Of course these are small but maybe insignificant stories I experienced (and there are more examples but I think I'll leave some for another time), but it somehow characterizes the experience I felt when I was there, on how it is being a Pinoy in that land, regardless if you just stepped in, have been immersed for a while, or born and raised there already. Somehow, I think we Pinoys are shy to recognize each other on an ordinary day. But of course we raise our flags and wave them high on special days, like during a Manny Pacquiao fight, or this AI. 

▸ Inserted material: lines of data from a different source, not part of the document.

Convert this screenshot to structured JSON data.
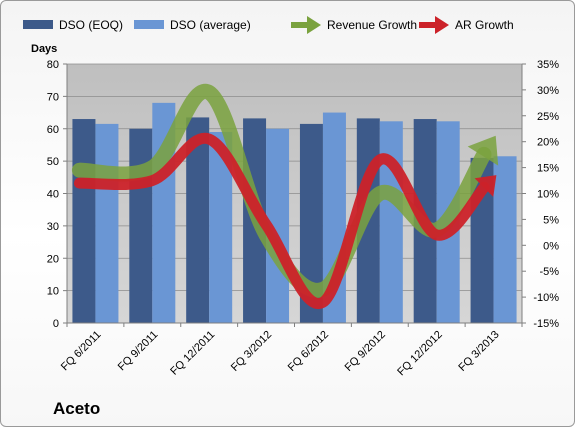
{
  "chart_data": {
    "type": "bar",
    "title": "Aceto",
    "ylabel": "Days",
    "ylim": [
      0,
      80
    ],
    "y2lim": [
      -15,
      35
    ],
    "y_ticks": [
      "0",
      "10",
      "20",
      "30",
      "40",
      "50",
      "60",
      "70",
      "80"
    ],
    "y2_ticks": [
      "-15%",
      "-10%",
      "-5%",
      "0%",
      "5%",
      "10%",
      "15%",
      "20%",
      "25%",
      "30%",
      "35%"
    ],
    "categories": [
      "FQ 6/2011",
      "FQ 9/2011",
      "FQ 12/2011",
      "FQ 3/2012",
      "FQ 6/2012",
      "FQ 9/2012",
      "FQ 12/2012",
      "FQ 3/2013"
    ],
    "series": [
      {
        "name": "DSO (EOQ)",
        "kind": "bar",
        "axis": "left",
        "color": "#3d5a8a",
        "values": [
          63,
          60,
          63.5,
          63.2,
          61.5,
          63.2,
          63,
          51
        ]
      },
      {
        "name": "DSO (average)",
        "kind": "bar",
        "axis": "left",
        "color": "#6a96d4",
        "values": [
          61.5,
          68,
          59,
          60,
          65,
          62.3,
          62.3,
          51.5
        ]
      },
      {
        "name": "Revenue Growth",
        "kind": "line",
        "axis": "right",
        "color": "#7aa23e",
        "values": [
          14.5,
          15,
          29.5,
          2,
          -8.5,
          10,
          3,
          20.5
        ]
      },
      {
        "name": "AR Growth",
        "kind": "line",
        "axis": "right",
        "color": "#cc2229",
        "values": [
          12,
          12.5,
          20.5,
          4,
          -11,
          16.5,
          2,
          13
        ]
      }
    ],
    "grid": true,
    "legend_position": "top"
  }
}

And this is why I got attached this time to this particular season of AI. Jessica reminded me of those days, of those moments, and how I felt as a person in America, as a Pinoy in America, as a Pinoy encountering Pinoys in America. Ewan ko ba, medyo kakaiba lang talaga. And this is also why I haven't written much about that trip for so long; I'm still trying to figure out the whole experience, and perhaps where I belong in the greater scheme of things that this thing is somewhat implying. What that that is, well, I have yet to figure that out as well.

And this is why it also warmed my heart when I saw the footage of Pinoy voting parties in the US, where global Pinoys would gather and bring potluck food, watch AI and cheer on Jessica, and then text-vote to death.To a certain extent, I got it, and also felt it. I was like "Sana andiyan din sa mga party na 'yan si Leytruhn girl or sina Ate Airport Worker,  nakiki-text and cheer dahil magaling ang dugong Pinoy na singer na 'yun. At saka 'yung mga shy magsalita o magkomentaryo na Pinoy, sana nakikisigaw na rin sila na manalo si Jessica." Sana, 'no? Sana. 

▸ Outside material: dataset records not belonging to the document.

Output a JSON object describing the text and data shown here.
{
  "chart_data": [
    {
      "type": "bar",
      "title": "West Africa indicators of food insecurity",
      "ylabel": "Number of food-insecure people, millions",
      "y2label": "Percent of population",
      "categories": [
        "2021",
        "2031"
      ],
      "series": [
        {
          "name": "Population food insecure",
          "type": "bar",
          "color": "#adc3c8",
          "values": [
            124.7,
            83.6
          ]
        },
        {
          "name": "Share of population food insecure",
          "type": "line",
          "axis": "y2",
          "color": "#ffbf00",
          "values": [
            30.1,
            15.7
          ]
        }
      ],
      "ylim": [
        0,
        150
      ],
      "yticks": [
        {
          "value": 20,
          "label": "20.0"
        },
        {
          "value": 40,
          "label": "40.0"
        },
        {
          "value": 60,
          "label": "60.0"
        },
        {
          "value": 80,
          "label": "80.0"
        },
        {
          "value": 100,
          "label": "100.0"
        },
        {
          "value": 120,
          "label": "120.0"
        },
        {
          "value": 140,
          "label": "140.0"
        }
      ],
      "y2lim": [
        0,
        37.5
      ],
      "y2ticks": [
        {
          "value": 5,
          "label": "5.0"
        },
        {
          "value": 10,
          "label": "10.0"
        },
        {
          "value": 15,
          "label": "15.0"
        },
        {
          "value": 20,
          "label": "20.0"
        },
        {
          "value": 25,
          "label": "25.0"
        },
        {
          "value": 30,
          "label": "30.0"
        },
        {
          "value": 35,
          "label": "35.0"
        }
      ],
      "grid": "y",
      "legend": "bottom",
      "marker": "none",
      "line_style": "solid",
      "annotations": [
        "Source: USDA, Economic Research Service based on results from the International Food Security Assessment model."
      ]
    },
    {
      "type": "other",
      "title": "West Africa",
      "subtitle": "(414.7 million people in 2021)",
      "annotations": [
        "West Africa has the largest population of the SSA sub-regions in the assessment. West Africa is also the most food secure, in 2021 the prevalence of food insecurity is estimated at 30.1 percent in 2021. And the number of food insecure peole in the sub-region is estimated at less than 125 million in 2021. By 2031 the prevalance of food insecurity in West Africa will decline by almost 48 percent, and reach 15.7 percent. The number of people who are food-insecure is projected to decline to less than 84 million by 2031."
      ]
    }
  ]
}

But of course hindi ko rin nilalahat siyempre. There are those born and raised there who are into knowing their roots and all, coming here to the country on their own and trying to find their spot in the universe as Filipinos, mga ganun. But it is quite hard to peg just what a Pinoy is these days, di ba, or whether we are still proud of that thing called "being Pinoy" regardless of what happens to us and what we experience outside the Philippines. Of course, I know a lot of us are proud, but sometimes, it takes a while for that to surface.

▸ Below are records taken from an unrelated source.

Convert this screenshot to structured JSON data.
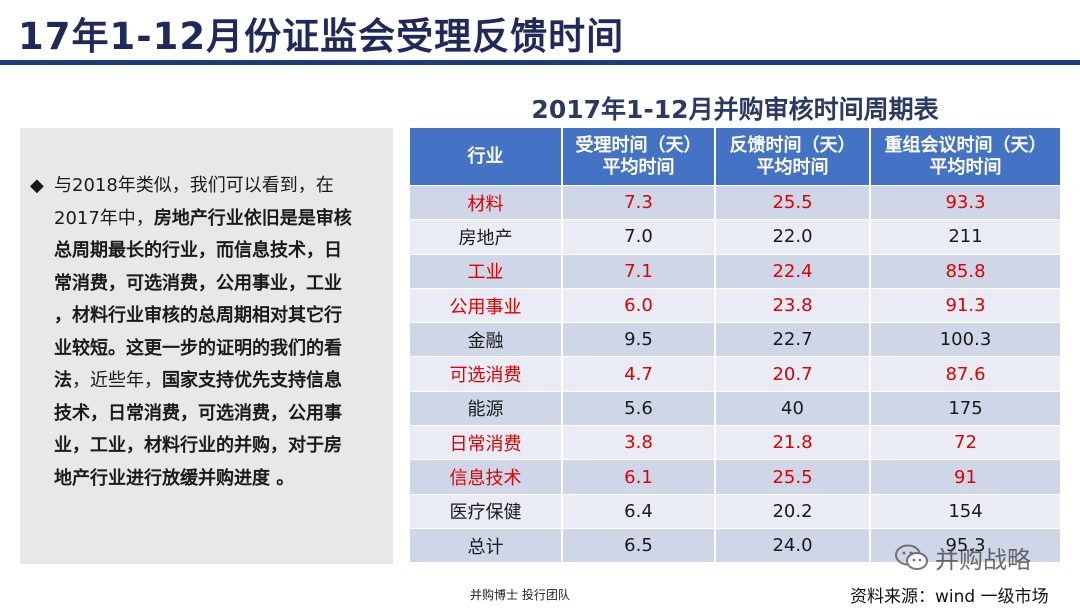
{
  "page_title": "17年1-12月份证监会受理反馈时间",
  "left_text": {
    "line1": "与2018年类似，我们可以看到，在",
    "line2_normal": "2017年中，",
    "line2_bold": "房地产行业依旧是是审核",
    "line3": "总周期最长的行业，而信息技术，日",
    "line4": "常消费，可选消费，公用事业，工业",
    "line5": "，材料行业审核的总周期相对其它行",
    "line6": "业较短。这更一步的证明的我们的看",
    "line7_bold1": "法",
    "line7_normal": "，近些年，",
    "line7_bold2": "国家支持优先支持信息",
    "line8": "技术，日常消费，可选消费，公用事",
    "line9": "业，工业，材料行业的并购，对于房",
    "line10": "地产行业进行放缓并购进度 。"
  },
  "table_title": "2017年1-12月并购审核时间周期表",
  "table": {
    "headers": [
      {
        "l1": "行业",
        "l2": ""
      },
      {
        "l1": "受理时间（天）",
        "l2": "平均时间"
      },
      {
        "l1": "反馈时间（天）",
        "l2": "平均时间"
      },
      {
        "l1": "重组会议时间（天）",
        "l2": "平均时间"
      }
    ],
    "rows": [
      {
        "industry": "材料",
        "accept": "7.3",
        "feedback": "25.5",
        "meeting": "93.3",
        "highlight": true
      },
      {
        "industry": "房地产",
        "accept": "7.0",
        "feedback": "22.0",
        "meeting": "211",
        "highlight": false
      },
      {
        "industry": "工业",
        "accept": "7.1",
        "feedback": "22.4",
        "meeting": "85.8",
        "highlight": true
      },
      {
        "industry": "公用事业",
        "accept": "6.0",
        "feedback": "23.8",
        "meeting": "91.3",
        "highlight": true
      },
      {
        "industry": "金融",
        "accept": "9.5",
        "feedback": "22.7",
        "meeting": "100.3",
        "highlight": false
      },
      {
        "industry": "可选消费",
        "accept": "4.7",
        "feedback": "20.7",
        "meeting": "87.6",
        "highlight": true
      },
      {
        "industry": "能源",
        "accept": "5.6",
        "feedback": "40",
        "meeting": "175",
        "highlight": false
      },
      {
        "industry": "日常消费",
        "accept": "3.8",
        "feedback": "21.8",
        "meeting": "72",
        "highlight": true
      },
      {
        "industry": "信息技术",
        "accept": "6.1",
        "feedback": "25.5",
        "meeting": "91",
        "highlight": true
      },
      {
        "industry": "医疗保健",
        "accept": "6.4",
        "feedback": "20.2",
        "meeting": "154",
        "highlight": false
      },
      {
        "industry": "总计",
        "accept": "6.5",
        "feedback": "24.0",
        "meeting": "95.3",
        "highlight": false
      }
    ]
  },
  "footer_team": "并购博士 投行团队",
  "watermark": "并购战略",
  "source": "资料来源：wind 一级市场",
  "colors": {
    "title": "#1f2a5a",
    "rule": "#1f3c7a",
    "header_bg": "#4472c4",
    "highlight_text": "#e00000"
  }
}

Hanging out with my homies: temporary Pinoy Emil from Oz and 
Fil-Am Freddy who said people treated him more like Am here 
but back home he's seen more as Fil. Go figure. (June 2011 Baguio City)

Take it from the different reactions we gathered about this saga. There are those who shrugged AI this year, there are those who watched it like a hawk. There are those Pinoys there who laughed at Pinoys here for feeling sad that Jessica didn't make it. My Fil-Am tita commented that America, her homeland, isn't ready for a Filipino superstar yet daw. There are those who say that it is American Idol after all, so what is the real face of America ba talaga? Well, this is where the bigger race card discourse gets thrown in, but again, I don't think I wanna go there because it is quite obvious already. Yeah, maybe middle America won, but I am thankful that at least, for a season, some little girl with a big voice galvanized a lot of Pinoys/Pinoy-descended people like her and cheered altogether, at the same time, with pride.

Isang tagay para sa dugong Pinay. (May 2012 Marikina)

Yeah, okay na ako doon. So salamat, Jessica, at nagawa mo iyon. Now go out there and sing your heart out -  to the world pa rin. And with that, we close this chapter na.